Whether Lisi Vaughan liked it or not.
He deliberately turned his thoughts away from her. He wasn’t going to think about her. Thinking about her just made his rage grow, and rage would not help either of them come to some kind of amicable agreement about access.
Amicable?
The word mocked him. How could the two of them ever come to some kind of friendly understanding after what had happened?
He went for a long walk as dusk began to fall, looking up into the heavy grey clouds and wondering if the threatened snow would ever arrive, and at seven prompt he was knocking on her door.
She didn’t answer immediately and his mouth tightened. If the secretive little witch thought that she could just hide inside and he would just go away again, then she was in for an unpleasant surprise.

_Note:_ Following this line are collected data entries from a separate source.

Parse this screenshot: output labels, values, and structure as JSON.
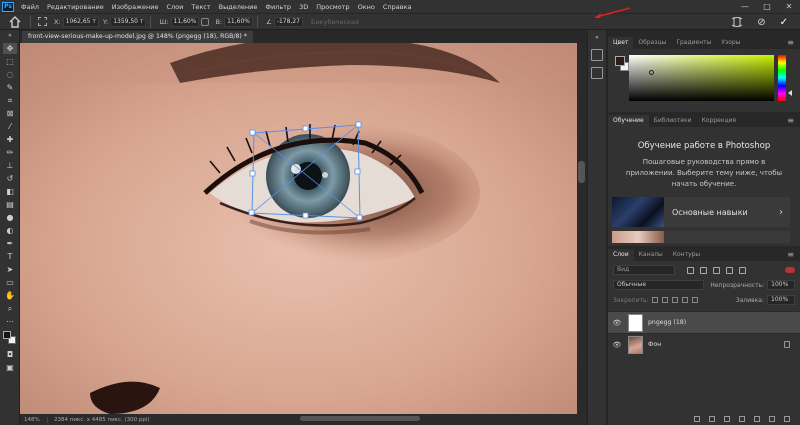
{
  "app": {
    "logo": "Ps"
  },
  "menu": [
    "Файл",
    "Редактирование",
    "Изображение",
    "Слои",
    "Текст",
    "Выделение",
    "Фильтр",
    "3D",
    "Просмотр",
    "Окно",
    "Справка"
  ],
  "window_controls": [
    "—",
    "□",
    "✕"
  ],
  "options": {
    "x_label": "X:",
    "x_value": "1062,65 т",
    "y_label": "Y:",
    "y_value": "1359,50 т",
    "w_label": "Ш:",
    "w_value": "11,60%",
    "h_label": "В:",
    "h_value": "11,60%",
    "angle_label": "∠",
    "angle_value": "-178,27",
    "interp_value": "Бикубическая",
    "cancel_label": "⊘",
    "commit_label": "✓"
  },
  "document": {
    "tab_title": "front-view-serious-make-up-model.jpg @ 148% (pngegg (18), RGB/8) *",
    "zoom": "148%",
    "status": "2384 пикс. x 4485 пикс. (300 ppi)"
  },
  "color_panel": {
    "tabs": [
      "Цвет",
      "Образцы",
      "Градиенты",
      "Узоры"
    ],
    "active_tab": 0,
    "foreground": "#2a1e18",
    "hue_color": "#c8f000"
  },
  "learn_panel": {
    "tabs": [
      "Обучение",
      "Библиотеки",
      "Коррекция"
    ],
    "title": "Обучение работе в Photoshop",
    "description": "Пошаговые руководства прямо в приложении. Выберите тему ниже, чтобы начать обучение.",
    "card_label": "Основные навыки"
  },
  "layers_panel": {
    "tabs": [
      "Слои",
      "Каналы",
      "Контуры"
    ],
    "filter_placeholder": "Вид",
    "blend_mode": "Обычные",
    "opacity_label": "Непрозрачность:",
    "opacity_value": "100%",
    "lock_label": "Закрепить:",
    "fill_label": "Заливка:",
    "fill_value": "100%",
    "layers": [
      {
        "name": "pngegg (18)",
        "selected": true
      },
      {
        "name": "Фон",
        "selected": false
      }
    ]
  },
  "accent": {
    "annotation_arrow": "#e02020",
    "transform_handles": "#5a8fe8"
  }
}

The door opened, and he was unprepared for the impact of seeing her all dressed up for a party. Red dress. Red shoes. Long, slim legs encased in pale stockings which had a slight sheen to them. He had never seen her in red before, but scarlet had been the backdrop to her beauty when she had lain with such abandon on his bed. Scarlet woman, he thought, and felt the blood thicken in his veins.
‘You’d better come in,’ said Lisi.
‘With pleasure,’ he answered, grimly sarcastic.
She opened the door wider to let him in, but took care to press herself back against the wall, as far away from him as possible. She was only hanging onto her self-possession by a thread, and if he came anywhere near her she would lose it completely. But he still came close enough for her to catch the faint drift of his aftershave—some sensual musky concoction which clamoured at her senses.
He followed her into the sitting room, where the debris from the party still littered the room. He wondered how many children there had been at the party. Judging by the clutter left behind it could easily have run into tens.
There were balloons everywhere, and scrunched up wrapping paper piled up in the bin. Half-eaten pieces of cake and untouched sandwiches lay scattered across the paper cloth which covered the table.
Philip frowned. ‘Weren’t they hungry?’
‘They only ever eat the crisps.’
‘I see.’ He looked around the room in slight bemusement. ‘They certainly know how to make a mess, don’t they?’
Lisi gave a rueful smile, thinking that maybe they could be civil to one another. ‘I should have cleared it away, but I wanted to read Tim a story from one of his new books.’
The mention of Tim’s name reminded him of why he was there. ‘Very commendable,’ he observed sardonically.